While loneliness stereotypes often focus on retirees, surveys suggest that older adults are not the group reporting the highest festive‑season loneliness; younger adults report more frequent feelings of isolation.
How to deal with post-holiday flatness
Post‑holiday flatness is common, and it usually improves with a few weeks of gentle structure, connection, and self‑care.
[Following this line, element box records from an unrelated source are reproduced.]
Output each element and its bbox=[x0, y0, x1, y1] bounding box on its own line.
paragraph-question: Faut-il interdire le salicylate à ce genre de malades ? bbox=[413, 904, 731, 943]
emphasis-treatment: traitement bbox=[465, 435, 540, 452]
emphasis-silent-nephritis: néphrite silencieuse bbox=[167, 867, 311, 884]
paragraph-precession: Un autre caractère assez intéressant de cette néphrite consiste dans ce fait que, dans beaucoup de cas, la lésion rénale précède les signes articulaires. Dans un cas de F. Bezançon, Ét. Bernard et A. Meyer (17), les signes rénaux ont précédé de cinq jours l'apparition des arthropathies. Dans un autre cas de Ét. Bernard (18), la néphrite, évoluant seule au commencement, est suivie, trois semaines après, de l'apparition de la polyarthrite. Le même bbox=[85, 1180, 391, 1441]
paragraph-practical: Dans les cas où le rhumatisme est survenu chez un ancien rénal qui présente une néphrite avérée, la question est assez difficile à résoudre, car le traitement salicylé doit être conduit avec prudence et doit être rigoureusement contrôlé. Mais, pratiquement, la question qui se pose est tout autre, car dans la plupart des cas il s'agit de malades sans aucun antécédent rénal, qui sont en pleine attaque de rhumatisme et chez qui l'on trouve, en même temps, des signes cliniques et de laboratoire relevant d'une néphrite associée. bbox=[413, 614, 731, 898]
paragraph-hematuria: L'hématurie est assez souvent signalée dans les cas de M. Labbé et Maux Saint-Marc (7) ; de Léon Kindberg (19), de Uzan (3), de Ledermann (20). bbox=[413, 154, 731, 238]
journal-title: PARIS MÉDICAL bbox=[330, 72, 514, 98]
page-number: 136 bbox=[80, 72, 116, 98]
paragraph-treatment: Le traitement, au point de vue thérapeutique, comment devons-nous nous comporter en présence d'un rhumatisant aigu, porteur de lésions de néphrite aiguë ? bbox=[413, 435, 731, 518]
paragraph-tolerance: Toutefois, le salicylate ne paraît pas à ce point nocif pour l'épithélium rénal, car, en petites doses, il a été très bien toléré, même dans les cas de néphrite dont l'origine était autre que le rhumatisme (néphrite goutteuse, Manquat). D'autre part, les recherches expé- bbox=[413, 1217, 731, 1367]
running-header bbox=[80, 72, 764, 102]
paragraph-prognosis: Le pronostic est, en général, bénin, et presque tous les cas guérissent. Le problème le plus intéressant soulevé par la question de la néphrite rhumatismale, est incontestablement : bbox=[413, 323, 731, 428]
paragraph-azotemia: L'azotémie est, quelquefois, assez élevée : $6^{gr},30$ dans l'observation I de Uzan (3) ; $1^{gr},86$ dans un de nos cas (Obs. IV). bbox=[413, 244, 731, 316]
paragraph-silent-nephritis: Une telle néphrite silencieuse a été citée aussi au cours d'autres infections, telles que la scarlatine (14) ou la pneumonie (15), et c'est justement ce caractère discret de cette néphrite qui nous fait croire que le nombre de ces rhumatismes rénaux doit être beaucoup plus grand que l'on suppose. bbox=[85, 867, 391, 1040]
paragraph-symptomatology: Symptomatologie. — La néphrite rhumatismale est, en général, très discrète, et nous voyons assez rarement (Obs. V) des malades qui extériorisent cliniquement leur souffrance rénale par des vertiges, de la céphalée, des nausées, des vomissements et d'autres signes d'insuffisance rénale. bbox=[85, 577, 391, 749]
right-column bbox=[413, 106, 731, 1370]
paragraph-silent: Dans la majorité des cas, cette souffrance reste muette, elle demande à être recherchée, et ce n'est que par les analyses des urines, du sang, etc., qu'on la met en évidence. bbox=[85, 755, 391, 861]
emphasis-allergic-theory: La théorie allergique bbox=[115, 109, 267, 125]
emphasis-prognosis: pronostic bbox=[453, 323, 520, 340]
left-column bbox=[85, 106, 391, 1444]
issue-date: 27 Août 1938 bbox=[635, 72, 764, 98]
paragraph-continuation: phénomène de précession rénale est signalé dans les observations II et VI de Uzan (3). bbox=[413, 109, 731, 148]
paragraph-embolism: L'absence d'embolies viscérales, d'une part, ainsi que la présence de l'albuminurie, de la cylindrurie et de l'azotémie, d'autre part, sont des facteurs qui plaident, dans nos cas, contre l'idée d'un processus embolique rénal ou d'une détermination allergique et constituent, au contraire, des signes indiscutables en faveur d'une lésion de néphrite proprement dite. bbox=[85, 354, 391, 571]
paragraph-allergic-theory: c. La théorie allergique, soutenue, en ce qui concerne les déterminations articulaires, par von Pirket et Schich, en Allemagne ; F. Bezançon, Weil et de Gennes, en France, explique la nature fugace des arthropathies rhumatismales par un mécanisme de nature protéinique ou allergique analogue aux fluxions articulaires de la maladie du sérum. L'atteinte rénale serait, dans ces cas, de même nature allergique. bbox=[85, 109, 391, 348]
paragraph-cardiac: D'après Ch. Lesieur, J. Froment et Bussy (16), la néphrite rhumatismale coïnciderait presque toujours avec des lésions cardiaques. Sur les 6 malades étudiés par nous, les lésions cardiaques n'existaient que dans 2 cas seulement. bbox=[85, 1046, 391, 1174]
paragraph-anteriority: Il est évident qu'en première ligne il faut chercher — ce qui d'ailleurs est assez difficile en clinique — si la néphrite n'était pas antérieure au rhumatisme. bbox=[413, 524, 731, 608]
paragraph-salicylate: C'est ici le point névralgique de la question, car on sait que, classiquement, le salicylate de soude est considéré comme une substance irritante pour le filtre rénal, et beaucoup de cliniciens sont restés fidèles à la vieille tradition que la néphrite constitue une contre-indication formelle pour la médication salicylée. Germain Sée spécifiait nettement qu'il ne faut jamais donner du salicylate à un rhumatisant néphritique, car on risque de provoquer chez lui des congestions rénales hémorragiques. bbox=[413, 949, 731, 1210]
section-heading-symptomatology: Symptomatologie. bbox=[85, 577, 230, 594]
Focus on small, repeatable actions rather than trying to “snap out of it” in one big change.
Normalise and slow the transition: Acknowledge that feeling low after a busy, emotional season is normal and often temporary, instead of judging yourself for it.
Build in a “buffer” period before going fully back to work or study if you can: use a day or two to unpack, rest, and reset rather than going from 0 to 100 overnight.
Rebuild basic routines: Re‑establish consistent sleep, regular meals, and light movement (like walking), which are all linked to better mood and energy.
Gently reduce holiday excesses (late nights, alcohol, heavy food) and replace them with simple, sustainable habits instead of harsh resolutions.
Add mindful and reflective practices: Short daily meditation, breathing exercises, or stretching can steady your nervous system and lower stress and anxiety.
Do brief journaling: note what you enjoyed about the holidays, what you learned, and small things you feel grateful for now.
Stay connected and plan small positives: Reach out to supportive people and arrange low‑key catch‑ups, calls, or walks; regular social contact reduces loneliness and low mood.
Give yourself things to look forward to: a weekend activity, a hobby night, or a local outing, so life does not feel like “all work, no joy.”
Tidy your environment and expectations: Light decluttering (packing decorations away, clearing surfaces, dealing with leftover mess) can create a sense of control and fresh start.
Go easy on New Year expectations; break any goals into small steps and use encouraging, not critical, self‑talk.
If low mood, hopelessness, or loss of interest lasts more than a couple of weeks, or you notice thoughts of self‑harm or suicide, it is important to seek professional help or contact a crisis line in your area.